3. Bend your left knee and open it to the left. Place the sole of your left foot onto the inside of your right thigh. You can use your hands to position your foot. It’s also ok to put your left foot on the inside of your right calf if the thigh isn’t accessible. Avoid placing your foot on the side of your knee since you’ll be exerting some pressure with your foot and the knee joint is vulnerable.

4. Once you have your foot situated, bring your hands to your hips to make sure they have stayed even. The hip of your standing leg has a tendency to want to jut out to the side as your foot presses into your opposite thigh. Bring your hips back into a squared Tadasana position if they have shifted.

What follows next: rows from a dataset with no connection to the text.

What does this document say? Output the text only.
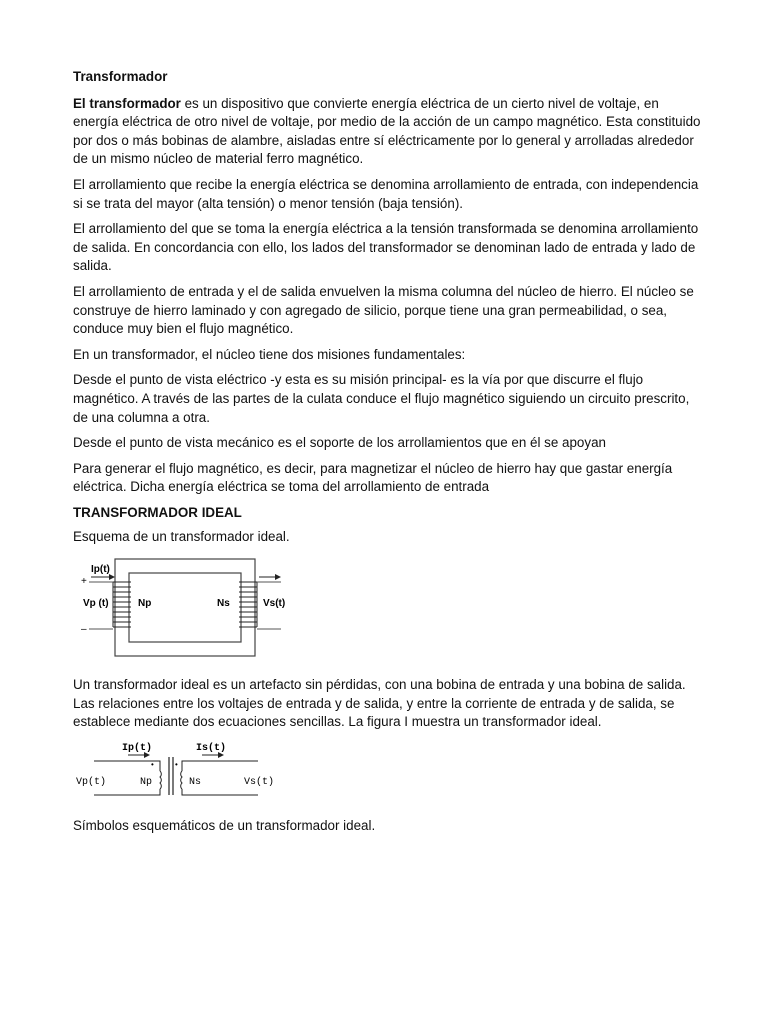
Transformador

El transformador es un dispositivo que convierte energía eléctrica de un cierto nivel de voltaje, en energía eléctrica de otro nivel de voltaje, por medio de la acción de un campo magnético. Esta constituido por dos o más bobinas de alambre, aisladas entre sí eléctricamente por lo general y arrolladas alrededor de un mismo núcleo de material ferro magnético.

El arrollamiento que recibe la energía eléctrica se denomina arrollamiento de entrada, con independencia si se trata del mayor (alta tensión) o menor tensión (baja tensión).

El arrollamiento del que se toma la energía eléctrica a la tensión transformada se denomina arrollamiento de salida. En concordancia con ello, los lados del transformador se denominan lado de entrada y lado de salida.

El arrollamiento de entrada y el de salida envuelven la misma columna del núcleo de hierro. El núcleo se construye de hierro laminado y con agregado de silicio, porque tiene una gran permeabilidad, o sea, conduce muy bien el flujo magnético.

En un transformador, el núcleo tiene dos misiones fundamentales:

Desde el punto de vista eléctrico -y esta es su misión principal- es la vía por que discurre el flujo magnético. A través de las partes de la culata conduce el flujo magnético siguiendo un circuito prescrito, de una columna a otra.

Desde el punto de vista mecánico es el soporte de los arrollamientos que en él se apoyan

Para generar el flujo magnético, es decir, para magnetizar el núcleo de hierro hay que gastar energía eléctrica. Dicha energía eléctrica se toma del arrollamiento de entrada

TRANSFORMADOR IDEAL

Esquema de un transformador ideal.

Ip(t)
+
Vp (t)
–
Np	Ns	Vs(t)

Un transformador ideal es un artefacto sin pérdidas, con una bobina de entrada y una bobina de salida. Las relaciones entre los voltajes de entrada y de salida, y entre la corriente de entrada y de salida, se establece mediante dos ecuaciones sencillas. La figura I muestra un transformador ideal.

•	•
Ip(t)	Is(t)
Vp(t)	Np	Ns	Vs(t)

Símbolos esquemáticos de un transformador ideal.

5. Maintain the micro bend in your right knee. Press your left foot into your right thigh and counter that pressure by pushing the thigh back into your foot. Open your left knee a bit more to the left if you can.

6. Bring your hands to Anjali mudra at your heart. Without altering the position of your head, bring your gaze to the floor a few feet in front of you. Find something that doesn’t move, like a knot in the wood floor, to fix your eyes on. If you feel stable, lift your arms overhead.

7. After several breaths, release your left foot to the floor. Shake out both legs and then repeat the pose standing on your left leg.